By using AI, it is possible to reconceptualize instructional content that suits all students, albeit in a different manner. A high-quality algorithm model can consider students’ diverse characteristics, such as knowledge levels, preferences, and interests, and create instructional materials customized to individual needs [29]. For example, Benhamdi et al. [30] proposed a new recommendation approach based on collaborative, content-based filtering to provide students with the best learning materials according to their preferences, interests, background knowledge, and memory capacity.

3.2. Content Area Tools

Each discipline incorporates specialized tools to support learning and development. One example from mathematics is the calculator. The National Council of Teachers of Mathematics suggests that relevant tools can enhance understanding and problem-solving [31]. Writers may utilize grammar support and concept map generators.
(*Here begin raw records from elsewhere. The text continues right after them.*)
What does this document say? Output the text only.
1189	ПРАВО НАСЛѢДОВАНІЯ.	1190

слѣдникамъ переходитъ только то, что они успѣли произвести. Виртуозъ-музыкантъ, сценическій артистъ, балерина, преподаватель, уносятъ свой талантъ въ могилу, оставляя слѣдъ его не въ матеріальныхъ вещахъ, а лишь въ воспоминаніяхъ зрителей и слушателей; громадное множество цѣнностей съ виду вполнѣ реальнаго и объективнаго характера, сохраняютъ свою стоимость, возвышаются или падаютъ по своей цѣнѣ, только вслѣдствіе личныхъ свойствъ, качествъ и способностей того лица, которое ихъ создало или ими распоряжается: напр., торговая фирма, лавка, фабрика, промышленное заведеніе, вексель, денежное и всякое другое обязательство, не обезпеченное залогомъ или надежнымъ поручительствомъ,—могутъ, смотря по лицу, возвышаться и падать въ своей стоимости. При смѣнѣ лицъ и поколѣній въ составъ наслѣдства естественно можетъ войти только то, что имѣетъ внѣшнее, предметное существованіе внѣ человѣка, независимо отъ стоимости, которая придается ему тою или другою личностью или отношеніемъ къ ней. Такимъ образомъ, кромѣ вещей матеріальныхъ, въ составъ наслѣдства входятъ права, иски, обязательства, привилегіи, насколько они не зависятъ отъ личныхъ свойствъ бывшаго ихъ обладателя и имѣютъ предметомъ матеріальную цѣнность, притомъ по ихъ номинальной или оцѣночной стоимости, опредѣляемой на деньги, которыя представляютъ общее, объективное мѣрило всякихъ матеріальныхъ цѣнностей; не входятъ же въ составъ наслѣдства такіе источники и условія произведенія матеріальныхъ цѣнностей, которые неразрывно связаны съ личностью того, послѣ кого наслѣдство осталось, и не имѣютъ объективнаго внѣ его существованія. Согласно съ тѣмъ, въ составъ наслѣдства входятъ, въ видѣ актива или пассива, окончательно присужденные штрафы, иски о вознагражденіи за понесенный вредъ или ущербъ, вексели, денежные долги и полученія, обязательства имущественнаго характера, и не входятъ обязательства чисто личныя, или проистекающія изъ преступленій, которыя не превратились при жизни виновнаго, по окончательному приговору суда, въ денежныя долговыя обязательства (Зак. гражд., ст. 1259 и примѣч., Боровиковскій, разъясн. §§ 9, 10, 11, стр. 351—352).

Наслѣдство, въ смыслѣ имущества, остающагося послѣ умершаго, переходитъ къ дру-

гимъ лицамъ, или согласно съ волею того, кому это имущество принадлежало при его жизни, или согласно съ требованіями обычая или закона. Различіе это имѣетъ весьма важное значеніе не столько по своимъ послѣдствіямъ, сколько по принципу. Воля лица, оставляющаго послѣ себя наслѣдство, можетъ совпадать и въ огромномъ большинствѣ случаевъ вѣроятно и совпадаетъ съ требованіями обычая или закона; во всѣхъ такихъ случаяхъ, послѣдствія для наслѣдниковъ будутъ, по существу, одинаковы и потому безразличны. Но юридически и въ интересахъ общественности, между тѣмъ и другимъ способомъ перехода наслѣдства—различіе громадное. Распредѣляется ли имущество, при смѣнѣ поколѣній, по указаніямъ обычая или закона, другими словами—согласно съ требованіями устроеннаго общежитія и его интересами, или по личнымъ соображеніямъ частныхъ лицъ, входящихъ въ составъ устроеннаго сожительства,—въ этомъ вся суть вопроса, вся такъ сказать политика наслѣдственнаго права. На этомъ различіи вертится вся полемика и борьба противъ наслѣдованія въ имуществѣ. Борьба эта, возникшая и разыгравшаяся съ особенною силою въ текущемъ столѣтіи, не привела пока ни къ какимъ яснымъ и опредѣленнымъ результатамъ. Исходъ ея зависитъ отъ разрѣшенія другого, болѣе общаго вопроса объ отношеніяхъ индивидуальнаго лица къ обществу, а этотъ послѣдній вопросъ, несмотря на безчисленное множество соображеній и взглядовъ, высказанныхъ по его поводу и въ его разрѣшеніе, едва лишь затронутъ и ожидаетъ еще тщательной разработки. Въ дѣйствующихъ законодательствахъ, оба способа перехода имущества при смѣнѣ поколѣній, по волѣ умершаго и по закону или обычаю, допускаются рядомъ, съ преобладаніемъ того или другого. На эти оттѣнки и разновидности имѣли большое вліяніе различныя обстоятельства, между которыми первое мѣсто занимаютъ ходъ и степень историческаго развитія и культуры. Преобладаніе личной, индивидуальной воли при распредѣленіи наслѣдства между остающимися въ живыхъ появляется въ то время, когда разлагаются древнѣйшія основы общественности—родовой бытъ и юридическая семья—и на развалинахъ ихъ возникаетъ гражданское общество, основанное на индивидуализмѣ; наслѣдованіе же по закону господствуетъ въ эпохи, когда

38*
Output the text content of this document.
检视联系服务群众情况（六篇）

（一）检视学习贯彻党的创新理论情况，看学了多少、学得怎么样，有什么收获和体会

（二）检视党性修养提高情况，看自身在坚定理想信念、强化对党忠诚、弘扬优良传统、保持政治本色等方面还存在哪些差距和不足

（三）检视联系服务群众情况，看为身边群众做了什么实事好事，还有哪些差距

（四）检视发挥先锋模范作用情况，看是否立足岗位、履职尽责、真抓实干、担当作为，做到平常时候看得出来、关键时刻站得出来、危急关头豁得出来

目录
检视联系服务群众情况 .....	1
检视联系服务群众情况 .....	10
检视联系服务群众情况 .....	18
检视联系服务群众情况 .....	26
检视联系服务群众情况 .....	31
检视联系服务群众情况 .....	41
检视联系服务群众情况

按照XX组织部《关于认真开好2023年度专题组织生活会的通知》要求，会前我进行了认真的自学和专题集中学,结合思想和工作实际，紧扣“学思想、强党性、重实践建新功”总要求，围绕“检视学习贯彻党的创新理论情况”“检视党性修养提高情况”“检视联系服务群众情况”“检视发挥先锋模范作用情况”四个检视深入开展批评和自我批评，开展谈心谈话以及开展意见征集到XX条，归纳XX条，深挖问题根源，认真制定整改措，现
In K12 education, researchers classify programming tools as textual, block, tangible, and unplugged [32]. High school students utilize textual tools incorporated into the Integrated Development Environment (IDE). A widely used and easily accessible online IDE used in introductory programming experiences is Codepen. The integrated environment can provide concurrent feedback as students are coding. This will substantially reduce extraneous cognitive load introduced by asking learners to toggle between interfaces [33].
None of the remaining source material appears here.